Jun 7, 2013 07:58 GMT  ·  By

Having won the hardware contracts for the latest Sony PlayStation 4, Nintendo Wii and Microsoft Xbox game consoles, Advanced Micro Devices is in a very interesting position.

And by that we mean that it can help lead to a future when developers have no trouble porting games from computers to consoles, or vice versa, as we have briefly mentioned here.

Right now, game companies have to create games in multiple incarnations in order for them to be available on all those media.

Porting is simpler than actually developing the engine and gameplay differently from the ground up, but it still eats resources, and impacts quality.

But now, with AMD’s hybrid processing and graphics hardware everywhere, there is much less need for new coding.

In other words, with AMD SoCs (system-on-chip devices) everywhere, game developers don't need to drop graphical quality or rearrange parts of the game.

Eventually, when smartphones and tablets become even more powerful than they are now, the intercompatibility net might grow to include them.

“If we can create a gaming experience on the console and client as well as in the cloud… we’re going to build our brand, we’re going to build our market share, we’re going to win,” said Matt Skynner, the corporate vice president of AMD.

“The end goal [is] to create a development ecosystem where first-party games will be written to the games consoles first,” AMD’s Lisa Su said.

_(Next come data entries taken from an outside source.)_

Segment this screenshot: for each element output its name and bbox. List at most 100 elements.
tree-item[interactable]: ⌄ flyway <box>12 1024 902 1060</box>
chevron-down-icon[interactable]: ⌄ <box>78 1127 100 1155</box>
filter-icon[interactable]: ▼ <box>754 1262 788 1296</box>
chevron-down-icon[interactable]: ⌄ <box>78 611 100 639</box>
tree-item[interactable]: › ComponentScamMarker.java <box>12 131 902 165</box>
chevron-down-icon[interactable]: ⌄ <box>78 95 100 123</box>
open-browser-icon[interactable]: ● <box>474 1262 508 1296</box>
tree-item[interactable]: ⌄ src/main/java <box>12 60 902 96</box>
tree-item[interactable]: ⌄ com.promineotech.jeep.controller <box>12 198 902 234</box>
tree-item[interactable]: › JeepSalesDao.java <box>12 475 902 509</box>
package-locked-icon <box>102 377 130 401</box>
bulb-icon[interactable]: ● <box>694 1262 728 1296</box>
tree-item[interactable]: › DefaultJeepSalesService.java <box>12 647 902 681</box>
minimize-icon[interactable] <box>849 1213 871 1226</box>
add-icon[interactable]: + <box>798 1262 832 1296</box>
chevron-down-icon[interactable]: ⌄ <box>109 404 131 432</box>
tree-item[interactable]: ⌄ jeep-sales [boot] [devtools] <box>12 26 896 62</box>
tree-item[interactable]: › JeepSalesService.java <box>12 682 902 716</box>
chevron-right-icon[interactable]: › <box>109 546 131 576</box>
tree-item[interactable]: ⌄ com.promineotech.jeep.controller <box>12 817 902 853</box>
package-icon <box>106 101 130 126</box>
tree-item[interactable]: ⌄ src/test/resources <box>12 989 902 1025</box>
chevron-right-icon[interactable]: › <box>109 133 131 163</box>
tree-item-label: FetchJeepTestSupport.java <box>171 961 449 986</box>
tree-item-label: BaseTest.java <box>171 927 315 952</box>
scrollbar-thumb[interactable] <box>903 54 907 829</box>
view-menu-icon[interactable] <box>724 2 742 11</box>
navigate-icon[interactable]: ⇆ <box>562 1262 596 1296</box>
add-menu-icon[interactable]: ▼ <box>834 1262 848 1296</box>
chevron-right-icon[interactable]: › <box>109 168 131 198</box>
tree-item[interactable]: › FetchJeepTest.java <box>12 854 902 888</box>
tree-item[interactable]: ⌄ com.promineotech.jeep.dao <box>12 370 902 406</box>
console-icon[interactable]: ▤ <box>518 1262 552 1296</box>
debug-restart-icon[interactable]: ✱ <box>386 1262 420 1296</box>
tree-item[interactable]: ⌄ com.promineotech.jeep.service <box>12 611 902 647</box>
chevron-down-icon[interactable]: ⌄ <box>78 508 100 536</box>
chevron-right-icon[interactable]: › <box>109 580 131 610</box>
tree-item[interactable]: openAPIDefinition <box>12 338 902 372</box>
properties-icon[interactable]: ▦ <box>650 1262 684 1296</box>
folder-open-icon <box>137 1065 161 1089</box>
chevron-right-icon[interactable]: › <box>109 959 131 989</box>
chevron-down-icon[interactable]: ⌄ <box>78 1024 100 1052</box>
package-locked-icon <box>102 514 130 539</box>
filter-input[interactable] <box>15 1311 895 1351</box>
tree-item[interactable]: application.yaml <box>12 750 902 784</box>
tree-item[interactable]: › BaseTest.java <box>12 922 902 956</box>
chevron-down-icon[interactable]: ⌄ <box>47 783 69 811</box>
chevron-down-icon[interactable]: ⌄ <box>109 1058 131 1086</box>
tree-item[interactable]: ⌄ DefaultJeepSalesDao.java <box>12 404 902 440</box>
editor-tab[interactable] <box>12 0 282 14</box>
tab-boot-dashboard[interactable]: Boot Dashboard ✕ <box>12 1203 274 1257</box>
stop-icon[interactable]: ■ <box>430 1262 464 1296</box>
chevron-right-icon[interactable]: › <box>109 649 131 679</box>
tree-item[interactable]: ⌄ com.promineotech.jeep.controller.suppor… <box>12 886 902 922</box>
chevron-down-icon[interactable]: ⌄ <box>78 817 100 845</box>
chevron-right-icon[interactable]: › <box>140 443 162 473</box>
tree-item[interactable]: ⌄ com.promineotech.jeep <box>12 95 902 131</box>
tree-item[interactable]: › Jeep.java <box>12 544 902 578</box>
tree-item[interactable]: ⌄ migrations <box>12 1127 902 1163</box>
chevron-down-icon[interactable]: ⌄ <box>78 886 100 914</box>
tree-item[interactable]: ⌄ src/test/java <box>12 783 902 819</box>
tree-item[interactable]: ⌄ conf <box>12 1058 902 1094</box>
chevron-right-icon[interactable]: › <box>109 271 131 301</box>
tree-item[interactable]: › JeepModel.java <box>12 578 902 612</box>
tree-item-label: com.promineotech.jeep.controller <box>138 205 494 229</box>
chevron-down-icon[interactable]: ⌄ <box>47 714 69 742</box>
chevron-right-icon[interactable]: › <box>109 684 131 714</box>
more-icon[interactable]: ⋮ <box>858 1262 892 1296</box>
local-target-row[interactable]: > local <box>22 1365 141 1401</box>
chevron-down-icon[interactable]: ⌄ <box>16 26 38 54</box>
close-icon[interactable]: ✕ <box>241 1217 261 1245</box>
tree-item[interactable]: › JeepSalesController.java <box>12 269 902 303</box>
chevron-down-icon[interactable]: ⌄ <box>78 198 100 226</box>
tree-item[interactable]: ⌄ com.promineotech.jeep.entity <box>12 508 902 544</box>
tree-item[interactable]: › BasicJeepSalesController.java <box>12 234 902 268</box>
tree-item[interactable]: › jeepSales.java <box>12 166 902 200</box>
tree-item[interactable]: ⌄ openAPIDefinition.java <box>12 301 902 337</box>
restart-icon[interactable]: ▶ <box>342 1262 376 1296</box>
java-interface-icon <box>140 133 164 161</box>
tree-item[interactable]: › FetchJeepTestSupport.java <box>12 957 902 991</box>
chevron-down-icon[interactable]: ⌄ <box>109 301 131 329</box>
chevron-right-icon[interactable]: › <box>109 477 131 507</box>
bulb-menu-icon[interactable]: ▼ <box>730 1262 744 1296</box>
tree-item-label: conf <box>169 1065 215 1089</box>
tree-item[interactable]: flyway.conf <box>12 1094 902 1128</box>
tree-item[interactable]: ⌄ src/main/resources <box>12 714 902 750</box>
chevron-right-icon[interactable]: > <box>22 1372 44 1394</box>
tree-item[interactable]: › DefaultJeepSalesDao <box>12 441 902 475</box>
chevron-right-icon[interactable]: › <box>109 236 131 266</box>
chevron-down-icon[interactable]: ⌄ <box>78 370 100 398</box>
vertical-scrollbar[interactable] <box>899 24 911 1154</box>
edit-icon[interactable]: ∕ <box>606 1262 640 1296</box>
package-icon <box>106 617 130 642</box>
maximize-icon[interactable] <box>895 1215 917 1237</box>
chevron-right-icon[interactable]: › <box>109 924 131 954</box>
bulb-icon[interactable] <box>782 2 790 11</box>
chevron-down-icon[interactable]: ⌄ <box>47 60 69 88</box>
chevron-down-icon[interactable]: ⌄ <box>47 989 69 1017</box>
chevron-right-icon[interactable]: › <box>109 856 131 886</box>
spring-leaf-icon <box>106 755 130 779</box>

We can definitely imagine makers of gadgets like Google Glass, and pretty much everything else that humans can interact with, becoming capable of more or less easily adapting existing games and other software.

Now all we have to wonder is what will happen to people who own a PC with an Intel CPU and/or NVIDIA graphics card. Since a lot of games are designed for the PC first, the impact will be minimal there. It will make it harder to port the titles to AMD-based consoles though.